Spark Optimization 2 with Scala

MP4 | Video: h264, 1280x800 | Audio: AAC, 44.1 KHz, 2 Ch
Genre: eLearning | Language: English | Duration: 24 Lessons (7h 53m) | Size: 1.25 GB
Go fast or go home.
Master Spark internals so your jobs go lasers blazing and your cluster pulls maximum weight.
In this course, we cut the weeds at the root. We dive deep into Spark and understand what tools you have at your disposal - and you might just be surprised at how much leverage you have. You will learn 20+ techniques and optimization strats. Each of them individually can give at least a 2x perf boost for your jobs (some of them even 10x), and I show it on camera.

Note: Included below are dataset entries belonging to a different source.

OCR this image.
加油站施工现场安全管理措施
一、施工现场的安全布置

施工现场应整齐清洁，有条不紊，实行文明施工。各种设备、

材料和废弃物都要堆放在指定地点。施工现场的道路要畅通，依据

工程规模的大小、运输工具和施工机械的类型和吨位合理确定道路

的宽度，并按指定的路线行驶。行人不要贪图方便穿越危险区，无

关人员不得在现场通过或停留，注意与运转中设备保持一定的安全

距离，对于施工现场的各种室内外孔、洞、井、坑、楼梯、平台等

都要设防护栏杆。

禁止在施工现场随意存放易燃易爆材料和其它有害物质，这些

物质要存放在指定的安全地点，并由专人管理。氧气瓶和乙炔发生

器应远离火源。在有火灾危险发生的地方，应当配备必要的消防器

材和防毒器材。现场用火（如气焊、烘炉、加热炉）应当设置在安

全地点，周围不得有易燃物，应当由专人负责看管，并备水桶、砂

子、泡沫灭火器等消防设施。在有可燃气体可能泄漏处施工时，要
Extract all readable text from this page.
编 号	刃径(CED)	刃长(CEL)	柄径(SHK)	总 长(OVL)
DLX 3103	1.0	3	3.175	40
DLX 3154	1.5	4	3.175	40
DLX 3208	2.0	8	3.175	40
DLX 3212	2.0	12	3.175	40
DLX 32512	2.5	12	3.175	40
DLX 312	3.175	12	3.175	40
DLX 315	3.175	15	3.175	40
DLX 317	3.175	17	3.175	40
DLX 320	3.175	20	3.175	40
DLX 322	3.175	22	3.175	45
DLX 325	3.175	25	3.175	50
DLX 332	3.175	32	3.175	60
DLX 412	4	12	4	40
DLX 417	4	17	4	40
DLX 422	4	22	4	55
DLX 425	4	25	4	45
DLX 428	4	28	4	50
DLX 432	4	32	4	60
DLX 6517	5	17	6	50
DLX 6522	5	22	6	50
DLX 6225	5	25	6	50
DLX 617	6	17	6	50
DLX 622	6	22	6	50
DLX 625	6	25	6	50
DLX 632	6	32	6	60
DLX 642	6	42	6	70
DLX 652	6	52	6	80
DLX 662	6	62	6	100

You'll understand Spark internals to explain how Spark is already pretty darn fast
You'll be able to predict in advance if a job will take a long
You'll diagnose hag jobs, stages and tasks
You'll spot and fix data skews
You'll make the right tradeoffs between speed, memory usage and fault-tolerance
You'll be able to configure your cluster with the optimal resources
You'll save hours of computation in this course alone (let alone in prod!)
You'll control the parallelism of your jobs with the right partitioning
And some extra perks:
You'll have access to the entire code I write on camera (~1400 LOC)
You'll be invited to our private Slack room where I'll share latest updates, discounts, talks, conferences, and recruitment opportunities
(soon) You'll have access to the takeaway slides
(soon) You'll be able to the videos for your offline view
Deep understanding of Spark internals so you can predict job performance
stage & task decomposition
reading query plans before jobs will run
reading DAGs while jobs are running
performance differences between the different Spark APIs
packaging and deploying a Spark app
configuring Spark in 3 different ways
understanding the state of the art in Spark internals
leveraging Catalyst and Tungsten for massive perf
Understanding Spark Memory, Caching and Checkpointing
Tuning Spark executor memory zones
caching for speedy data reuse
making the right tradeoffs between speed, memory usage and fault tolerance
using checkpoints when jobs are failing or you can't afford a recomputation
Partitioning
leveraging repartitions
using coalesce to avoid shuffles
picking the right number of partitions at a shuffle to match cluster capability
using custom partitioners for custom jobs
Cluster tuning, fixing problems
allocating the right resources in a cluster
fixing data skews and straggling tasks with salting
fixing serialization problems
using the right serializers for free perf improvements
This course is for Scala and Spark programmers who need to improve the run and memory footprint of their jobs. If you've never done Scala or Spark, this course is not for you. I'll generally recommend that you take Spark Optimization 1 first, but it's not a requirement.
DOWNLOAD
uploadgig
https://uploadgig.com/file/download/048590F56e7392ca/4nUMhCoA__Spark_Opti.part1.rar
https://uploadgig.com/file/download/58bE5c9712da84Cf/4nUMhCoA__Spark_Opti.part2.rar
rapidgator
https://rapidgator.net/file/ccf21d1ba7873350a6a9a3a36f0b2402/4nUMhCoA__Spark_Opti.part1.rar
https://rapidgator.net/file/4a4852a1943ada3c60d9695d469e8da5/4nUMhCoA__Spark_Opti.part2.rar
nitroflare
http://nitroflare.com/view/8CBAF4F33603CEC/4nUMhCoA__Spark_Opti.part1.rar
http://nitroflare.com/view/39E80E84A4B76DD/4nUMhCoA__Spark_Opti.part2.rar


Information
Users of Guests are not allowed to comment this publication.